Our prior studies (28
) together with the data reported here establish the functional import of regulating cap-dependent translation initiation in the control of programmed cell death. In addition, as the process of apoptosis unfolds, the translational machinery itself is attacked, setting up potential positive or negative feedback loops. For example, eIF4GI and eIF4GII are cleaved by factors triggering, controlling, or executing apoptosis (5
), resulting in shutdown of cap-dependent protein synthesis. In addition to the eIF4G family proteins, 4E-BP1 is also cleaved during apoptosis (2
). In accord with the general concept that cap-dependent translation machinery is suppressed during apoptosis (2
), one of the 4E-BP1 daughter fragments retains the ability to sequester eIF4E (36
). In this regard, recent work demonstrates that sequestration of eIF4E by overexpressed 4E-BP1 (28
) or by synthetic oligopeptides that associate with its eIF4G-4E-BP1 binding motif (14
) is proapoptotic. These findings indicate that the cap-dependent initiation apparatus is both a regulator and target of the apoptotic machinery and suggest that degradation of specific components of the initiation complex is an integral part of apoptotic death.

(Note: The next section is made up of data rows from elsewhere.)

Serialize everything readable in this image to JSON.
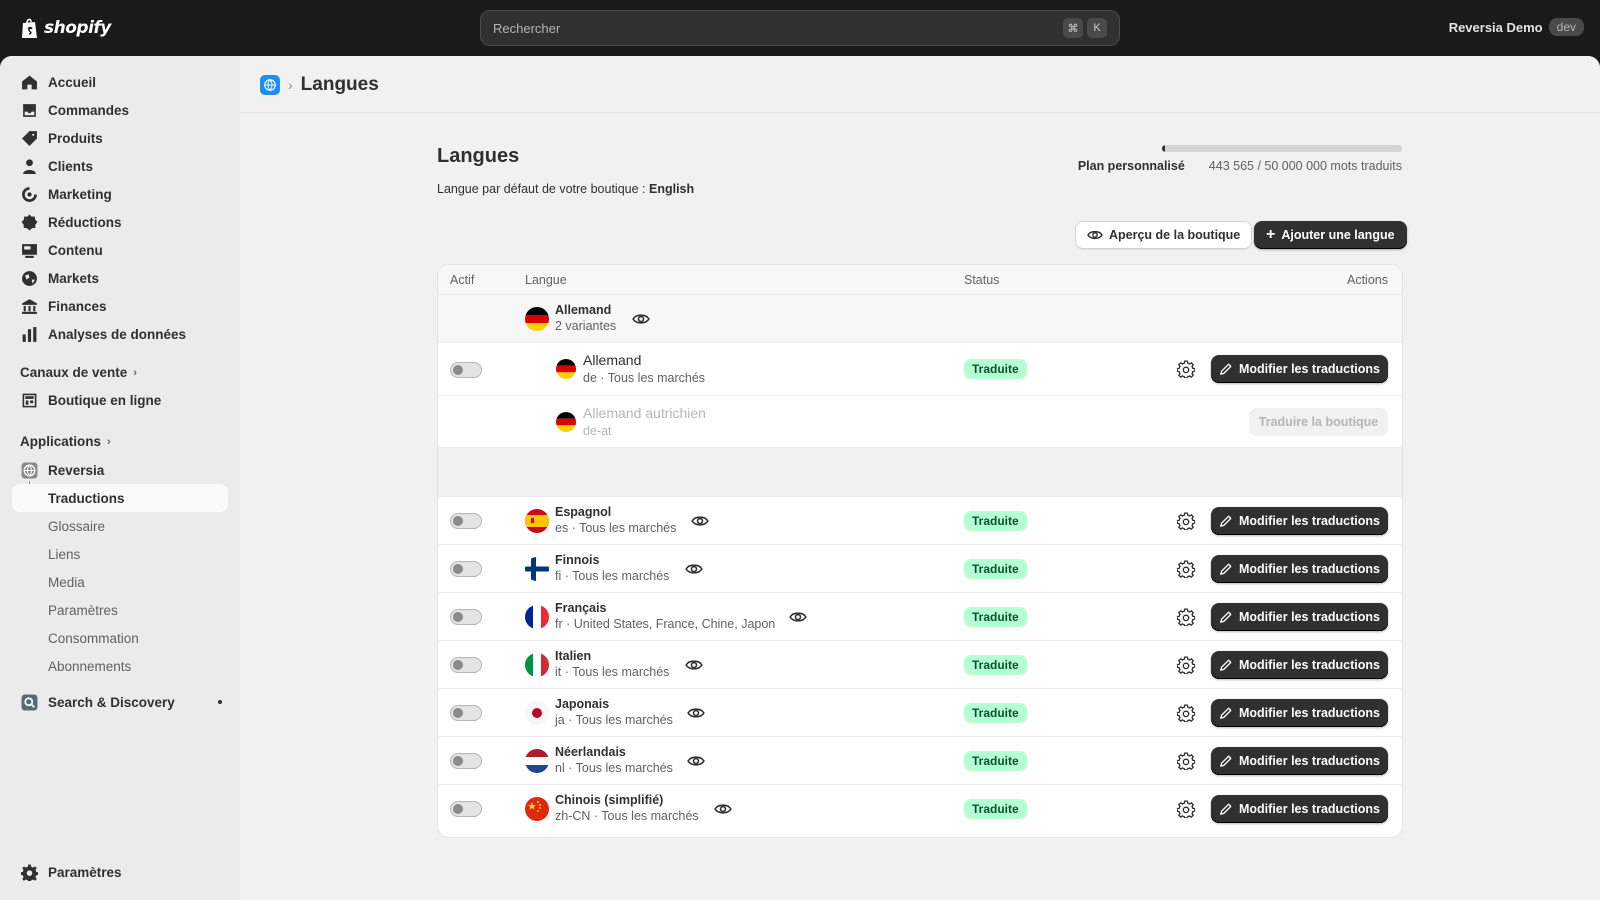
{
  "topbar": {
    "logo_text": "shopify",
    "search_placeholder": "Rechercher",
    "shortcut_keys": [
      "⌘",
      "K"
    ],
    "store_name": "Reversia Demo",
    "store_badge": "dev"
  },
  "sidebar": {
    "items": [
      {
        "label": "Accueil",
        "icon": "home-icon"
      },
      {
        "label": "Commandes",
        "icon": "inbox-icon"
      },
      {
        "label": "Produits",
        "icon": "tag-icon"
      },
      {
        "label": "Clients",
        "icon": "person-icon"
      },
      {
        "label": "Marketing",
        "icon": "target-icon"
      },
      {
        "label": "Réductions",
        "icon": "discount-icon"
      },
      {
        "label": "Contenu",
        "icon": "content-icon"
      },
      {
        "label": "Markets",
        "icon": "globe-icon"
      },
      {
        "label": "Finances",
        "icon": "bank-icon"
      },
      {
        "label": "Analyses de données",
        "icon": "chart-icon"
      }
    ],
    "sales_channels_title": "Canaux de vente",
    "online_store": "Boutique en ligne",
    "apps_title": "Applications",
    "app_name": "Reversia",
    "app_subitems": [
      "Traductions",
      "Glossaire",
      "Liens",
      "Media",
      "Paramètres",
      "Consommation",
      "Abonnements"
    ],
    "search_discovery": "Search & Discovery",
    "settings": "Paramètres"
  },
  "main": {
    "breadcrumb_title": "Langues",
    "page_title": "Langues",
    "default_lang_prefix": "Langue par défaut de votre boutique : ",
    "default_lang": "English",
    "plan_label": "Plan personnalisé",
    "usage_text": "443 565 / 50 000 000 mots traduits",
    "usage_fraction": 0.0089,
    "preview_button": "Aperçu de la boutique",
    "add_button": "Ajouter une langue",
    "table": {
      "headers": {
        "active": "Actif",
        "language": "Langue",
        "status": "Status",
        "actions": "Actions"
      },
      "group": {
        "name": "Allemand",
        "sub": "2 variantes"
      },
      "variants": [
        {
          "name": "Allemand",
          "sub": "de · Tous les marchés",
          "status": "Traduite",
          "action": "Modifier les traductions"
        },
        {
          "name": "Allemand autrichien",
          "sub": "de-at",
          "action": "Traduire la boutique"
        }
      ],
      "rows": [
        {
          "name": "Espagnol",
          "sub": "es · Tous les marchés",
          "status": "Traduite",
          "action": "Modifier les traductions",
          "flag": "es"
        },
        {
          "name": "Finnois",
          "sub": "fi · Tous les marchés",
          "status": "Traduite",
          "action": "Modifier les traductions",
          "flag": "fi"
        },
        {
          "name": "Français",
          "sub": "fr · United States, France, Chine, Japon",
          "status": "Traduite",
          "action": "Modifier les traductions",
          "flag": "fr"
        },
        {
          "name": "Italien",
          "sub": "it · Tous les marchés",
          "status": "Traduite",
          "action": "Modifier les traductions",
          "flag": "it"
        },
        {
          "name": "Japonais",
          "sub": "ja · Tous les marchés",
          "status": "Traduite",
          "action": "Modifier les traductions",
          "flag": "ja"
        },
        {
          "name": "Néerlandais",
          "sub": "nl · Tous les marchés",
          "status": "Traduite",
          "action": "Modifier les traductions",
          "flag": "nl"
        },
        {
          "name": "Chinois (simplifié)",
          "sub": "zh-CN · Tous les marchés",
          "status": "Traduite",
          "action": "Modifier les traductions",
          "flag": "cn"
        }
      ]
    }
  }
}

Based on current experimental evidence, it appears possible that cell fate is in part determined by a dynamic interplay between cap-dependent translation and translation via IRES. The level and activity of the 4E-BP family of proteins are major determinants of the rate of translation initiation utilizing eIF4F, the cap binding apparatus. Thus, this formulation assigns a central role to the 4E-BP family of proteins and the biochemical pathways governing their phosphorylation status in the control of apoptosis. It also highlights the need for studies in which cap-dependent and IRES-mediated translation is independently manipulated—to elucidate the rules governing which mechanism is utilized in the translation of critical mRNA species encoding proteins that regulate cell viability.